In politics, an incumbent is someone who holds a political office, position, or title. Usually, the term only comes up during elections, when an incumbent may be challenged for a position by another politician. This word comes from a Latin root meaning “to lie down,” which came to mean “to possess.” This term is also used in business, to describe a company with major clout in an industry, or an individual who is primarily responsible for the operations of a company.
Incumbents sometimes have an advantage in elections. Constituents often prefer to vote for incumbents because they know that the incumbent has experience in the position, and if he or she has been doing a good job, constituents might prefer to simply keep the incumbent in place.
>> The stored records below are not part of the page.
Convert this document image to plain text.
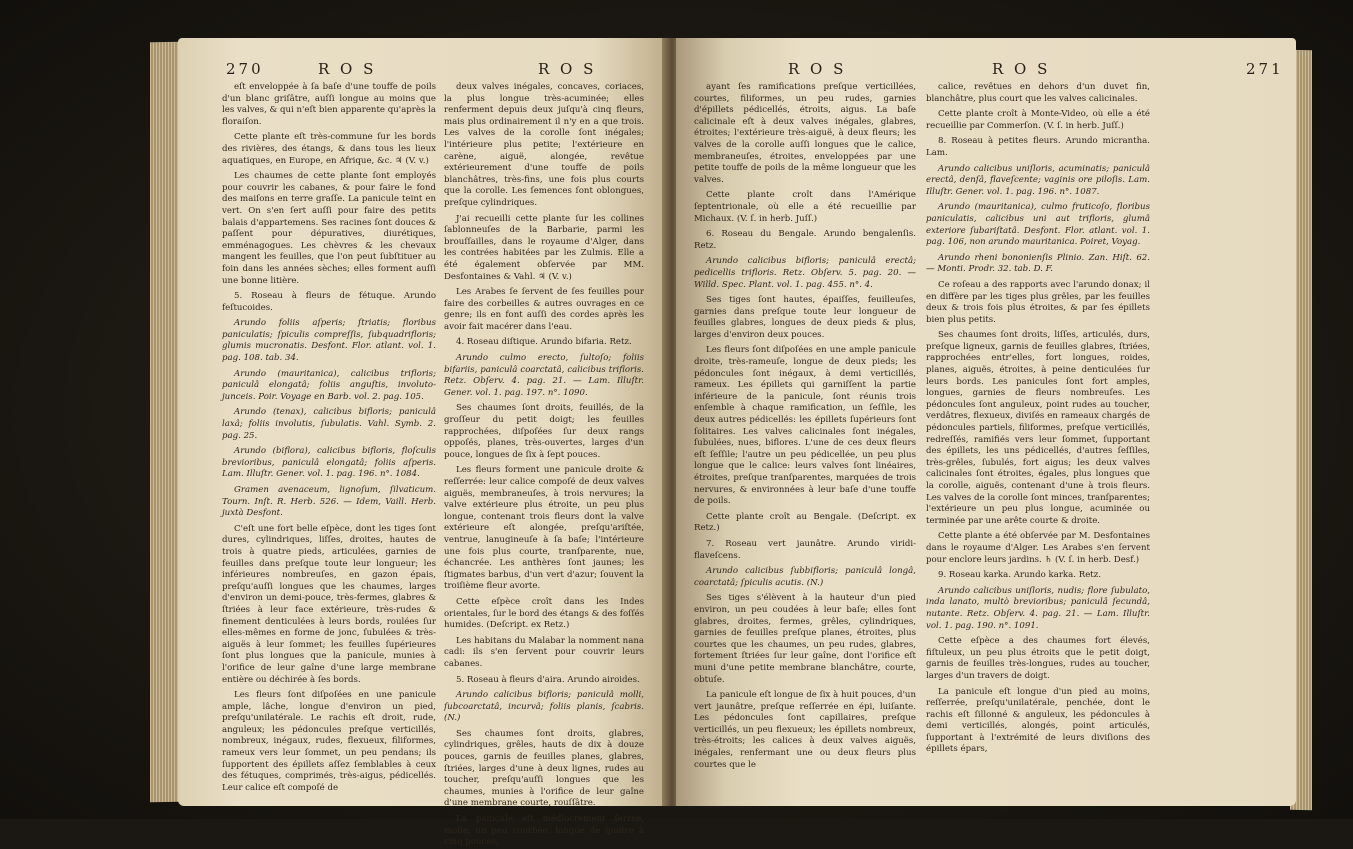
270	R O S	R O S

eſt enveloppée à ſa baſe d'une touffe de poils d'un blanc griſâtre, auſſi longue au moins que les valves, & qui n'eſt bien apparente qu'après la floraiſon.

Cette plante eſt très-commune ſur les bords des rivières, des étangs, & dans tous les lieux aquatiques, en Europe, en Afrique, &c. ♃ (V. v.)

Les chaumes de cette plante ſont employés pour couvrir les cabanes, & pour faire le fond des maiſons en terre graſſe. La panicule teint en vert. On s'en ſert auſſi pour faire des petits balais d'appartemens. Ses racines ſont douces & paſſent pour dépuratives, diurétiques, emménagogues. Les chèvres & les chevaux mangent les feuilles, que l'on peut ſubſtituer au foin dans les années sèches; elles forment auſſi une bonne litière.

5. Roseau à fleurs de fétuque. Arundo feſtucoides.

Arundo foliis aſperis; ſtriatis; floribus paniculatis; ſpiculis compreſſis, ſubquadrifloris; glumis mucronatis. Desfont. Flor. atlant. vol. 1. pag. 108. tab. 34.

Arundo (mauritanica), calicibus trifloris; paniculâ elongatâ; foliis anguſtis, involuto-junceis. Poir. Voyage en Barb. vol. 2. pag. 105.

Arundo (tenax), calicibus bifloris; paniculâ laxâ; foliis involutis, ſubulatis. Vahl. Symb. 2. pag. 25.

Arundo (biflora), calicibus bifloris, floſculis brevioribus, paniculâ elongatâ; foliis aſperis. Lam. Illuſtr. Gener. vol. 1. pag. 196. n°. 1084.

Gramen avenaceum, lignoſum, ſilvaticum. Tourn. Inſt. R. Herb. 526. — Idem, Vaill. Herb. juxtà Desfont.

C'eſt une fort belle eſpèce, dont les tiges ſont dures, cylindriques, liſſes, droites, hautes de trois à quatre pieds, articulées, garnies de feuilles dans preſque toute leur longueur; les inférieures nombreuſes, en gazon épais, preſqu'auſſi longues que les chaumes, larges d'environ un demi-pouce, très-fermes, glabres & ſtriées à leur face extérieure, très-rudes & finement denticulées à leurs bords, roulées ſur elles-mêmes en forme de jonc, ſubulées & très-aiguës à leur ſommet; les feuilles ſupérieures ſont plus longues que la panicule, munies à l'orifice de leur gaîne d'une large membrane entière ou déchirée à ſes bords.

Les fleurs ſont diſpoſées en une panicule ample, lâche, longue d'environ un pied, preſqu'unilatérale. Le rachis eſt droit, rude, anguleux; les pédoncules preſque verticillés, nombreux, inégaux, rudes, flexueux, filiformes, rameux vers leur ſommet, un peu pendans; ils ſupportent des épillets aſſez ſemblables à ceux des fétuques, comprimés, très-aigus, pédicellés. Leur calice eſt compoſé de

deux valves inégales, concaves, coriaces, la plus longue très-acuminée; elles renferment depuis deux juſqu'à cinq fleurs, mais plus ordinairement il n'y en a que trois. Les valves de la corolle ſont inégales; l'intérieure plus petite; l'extérieure en carène, aiguë, alongée, revêtue extérieurement d'une touffe de poils blanchâtres, très-fins, une fois plus courts que la corolle. Les ſemences ſont oblongues, preſque cylindriques.

J'ai recueilli cette plante ſur les collines ſablonneuſes de la Barbarie, parmi les brouſſailles, dans le royaume d'Alger, dans les contrées habitées par les Zulmis. Elle a été également obſervée par MM. Desfontaines & Vahl. ♃ (V. v.)

Les Arabes ſe ſervent de ſes feuilles pour faire des corbeilles & autres ouvrages en ce genre; ils en font auſſi des cordes après les avoir fait macérer dans l'eau.

4. Roseau diſtique. Arundo bifaria. Retz.

Arundo culmo erecto, ſultoſo; foliis bifariis, paniculâ coarctatâ, calicibus trifloris. Retz. Obſerv. 4. pag. 21. — Lam. Illuſtr. Gener. vol. 1. pag. 197. n°. 1090.

Ses chaumes ſont droits, feuillés, de la groſſeur du petit doigt; les feuilles rapprochées, diſpoſées ſur deux rangs oppoſés, planes, très-ouvertes, larges d'un pouce, longues de ſix à ſept pouces.

Les fleurs forment une panicule droite & reſſerrée: leur calice compoſé de deux valves aiguës, membraneuſes, à trois nervures; la valve extérieure plus étroite, un peu plus longue, contenant trois fleurs dont la valve extérieure eſt alongée, preſqu'ariſtée, ventrue, lanugineuſe à ſa baſe; l'intérieure une fois plus courte, tranſparente, nue, échancrée. Les anthères ſont jaunes; les ſtigmates barbus, d'un vert d'azur; ſouvent la troiſième fleur avorte.

Cette eſpèce croît dans les Indes orientales, ſur le bord des étangs & des foſſés humides. (Deſcript. ex Retz.)

Les habitans du Malabar la nomment nana cadi: ils s'en ſervent pour couvrir leurs cabanes.

5. Roseau à fleurs d'aira. Arundo airoides.

Arundo calicibus bifloris; paniculâ molli, ſubcoarctatâ, incurvâ; foliis planis, ſcabris. (N.)

Ses chaumes ſont droits, glabres, cylindriques, grêles, hauts de dix à douze pouces, garnis de feuilles planes, glabres, ſtriées, larges d'une à deux lignes, rudes au toucher, preſqu'auſſi longues que les chaumes, munies à l'orifice de leur gaîne d'une membrane courte, rouſſâtre.

La panicule eſt médiocrement ſerrée, molle, un peu courbée, longue de quatre à cinq pouces,

R O S	R O S	271

ayant ſes ramifications preſque verticillées, courtes, filiformes, un peu rudes, garnies d'épillets pédicellés, étroits, aigus. La baſe calicinale eſt à deux valves inégales, glabres, étroites; l'extérieure très-aiguë, à deux fleurs; les valves de la corolle auſſi longues que le calice, membraneuſes, étroites, enveloppées par une petite touffe de poils de la même longueur que les valves.

Cette plante croît dans l'Amérique ſeptentrionale, où elle a été recueillie par Michaux. (V. ſ. in herb. Juſſ.)

6. Roseau du Bengale. Arundo bengalenſis. Retz.

Arundo calicibus bifloris; paniculâ erectâ; pedicellis trifloris. Retz. Obſerv. 5. pag. 20. — Willd. Spec. Plant. vol. 1. pag. 455. n°. 4.

Ses tiges ſont hautes, épaiſſes, feuilleuſes, garnies dans preſque toute leur longueur de feuilles glabres, longues de deux pieds & plus, larges d'environ deux pouces.

Les fleurs ſont diſpoſées en une ample panicule droite, très-rameuſe, longue de deux pieds; les pédoncules ſont inégaux, à demi verticillés, rameux. Les épillets qui garniſſent la partie inférieure de la panicule, ſont réunis trois enſemble à chaque ramification, un ſeſſile, les deux autres pédicellés: les épillets ſupérieurs ſont ſolitaires. Les valves calicinales ſont inégales, ſubulées, nues, biflores. L'une de ces deux fleurs eſt ſeſſile; l'autre un peu pédicellée, un peu plus longue que le calice: leurs valves ſont linéaires, étroites, preſque tranſparentes, marquées de trois nervures, & environnées à leur baſe d'une touffe de poils.

Cette plante croît au Bengale. (Deſcript. ex Retz.)

7. Roseau vert jaunâtre. Arundo viridi-flaveſcens.

Arundo calicibus ſubbifloris; paniculâ longâ, coarctatâ; ſpiculis acutis. (N.)

Ses tiges s'élèvent à la hauteur d'un pied environ, un peu coudées à leur baſe; elles ſont glabres, droites, fermes, grêles, cylindriques, garnies de feuilles preſque planes, étroites, plus courtes que les chaumes, un peu rudes, glabres, fortement ſtriées ſur leur gaîne, dont l'orifice eſt muni d'une petite membrane blanchâtre, courte, obtuſe.

La panicule eſt longue de ſix à huit pouces, d'un vert jaunâtre, preſque reſſerrée en épi, luiſante. Les pédoncules ſont capillaires, preſque verticillés, un peu flexueux; les épillets nombreux, très-étroits; les calices à deux valves aiguës, inégales, renfermant une ou deux fleurs plus courtes que le

calice, revêtues en dehors d'un duvet fin, blanchâtre, plus court que les valves calicinales.

Cette plante croît à Monte-Video, où elle a été recueillie par Commerſon. (V. ſ. in herb. Juſſ.)

8. Roseau à petites fleurs. Arundo micrantha. Lam.

Arundo calicibus uniſloris, acuminatis; paniculâ erectâ, denſâ, flaveſcente; vaginis ore piloſis. Lam. Illuſtr. Gener. vol. 1. pag. 196. n°. 1087.

Arundo (mauritanica), culmo fruticoſo, floribus paniculatis, calicibus uni aut trifloris, glumâ exteriore ſubariſtatâ. Desfont. Flor. atlant. vol. 1. pag. 106, non arundo mauritanica. Poiret, Voyag.

Arundo rheni bononienſis Plinio. Zan. Hiſt. 62. — Monti. Prodr. 32. tab. D. F.

Ce roſeau a des rapports avec l'arundo donax; il en diffère par les tiges plus grêles, par les feuilles deux & trois fois plus étroites, & par ſes épillets bien plus petits.

Ses chaumes ſont droits, liſſes, articulés, durs, preſque ligneux, garnis de feuilles glabres, ſtriées, rapprochées entr'elles, fort longues, roides, planes, aiguës, étroites, à peine denticulées ſur leurs bords. Les panicules ſont fort amples, longues, garnies de fleurs nombreuſes. Les pédoncules ſont anguleux, point rudes au toucher, verdâtres, flexueux, diviſés en rameaux chargés de pédoncules partiels, filiformes, preſque verticillés, redreſſés, ramifiés vers leur ſommet, ſupportant des épillets, les uns pédicellés, d'autres ſeſſiles, très-grêles, ſubulés, fort aigus; les deux valves calicinales ſont étroites, égales, plus longues que la corolle, aiguës, contenant d'une à trois fleurs. Les valves de la corolle ſont minces, tranſparentes; l'extérieure un peu plus longue, acuminée ou terminée par une arête courte & droite.

Cette plante a été obſervée par M. Desfontaines dans le royaume d'Alger. Les Arabes s'en ſervent pour enclore leurs jardins. ♄ (V. ſ. in herb. Desf.)

9. Roseau karka. Arundo karka. Retz.

Arundo calicibus uniſloris, nudis; flore ſubulato, inda lanato, multò brevioribus; paniculâ ſecundâ, nutante. Retz. Obſerv. 4. pag. 21. — Lam. Illuſtr. vol. 1. pag. 190. n°. 1091.

Cette eſpèce a des chaumes fort élevés, fiſtuleux, un peu plus étroits que le petit doigt, garnis de feuilles très-longues, rudes au toucher, larges d'un travers de doigt.

La panicule eſt longue d'un pied au moins, reſſerrée, preſqu'unilatérale, penchée, dont le rachis eſt ſillonné & anguleux, les pédoncules à demi verticillés, alongés, point articulés, ſupportant à l'extrémité de leurs diviſions des épillets épars,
Incumbents also have an extensive network of connections and supporters which they can exploit during an election to increase their chances of being re-elected. They can also draw upon concrete examples of the beneficial work they did while in office to persuade voters to re-elect them.
However, an incumbent may also be forced to cope with backlash. If things did not go well during the previous term, whether or not it was the incumbent's fault, voters may react by voting the incumbent out of office. Sometimes, an anti-incumbency movement will rise up in a community, with activists organizing a concerted effort to remove as many incumbents from office as possible, with the goal of radically changing the government at the local, state, or national level.
Challengers to a political seat often harness this attitude, making up for lack of political connections and experience with a platform focused heavily on political change. Sometimes, a political party will also provide support to such candidates, as in the Democratic Party's Red to Blue Program in the United States, which offers assistance to Democrats attempting to shake up traditionally Republican districts.
On a ballot, the incumbent is often identified with “incumbent” beside his or her name, along with party affiliation. For people who have difficulty keeping track of political officials, this can be extremely useful, as it allows them to decide whether they want to vote to maintain the status quo, or whether they want to try someone new. However, it's still a good idea to research the challengers, as their policies might be even worse than those of the incumbent, thereby making the situation even worse.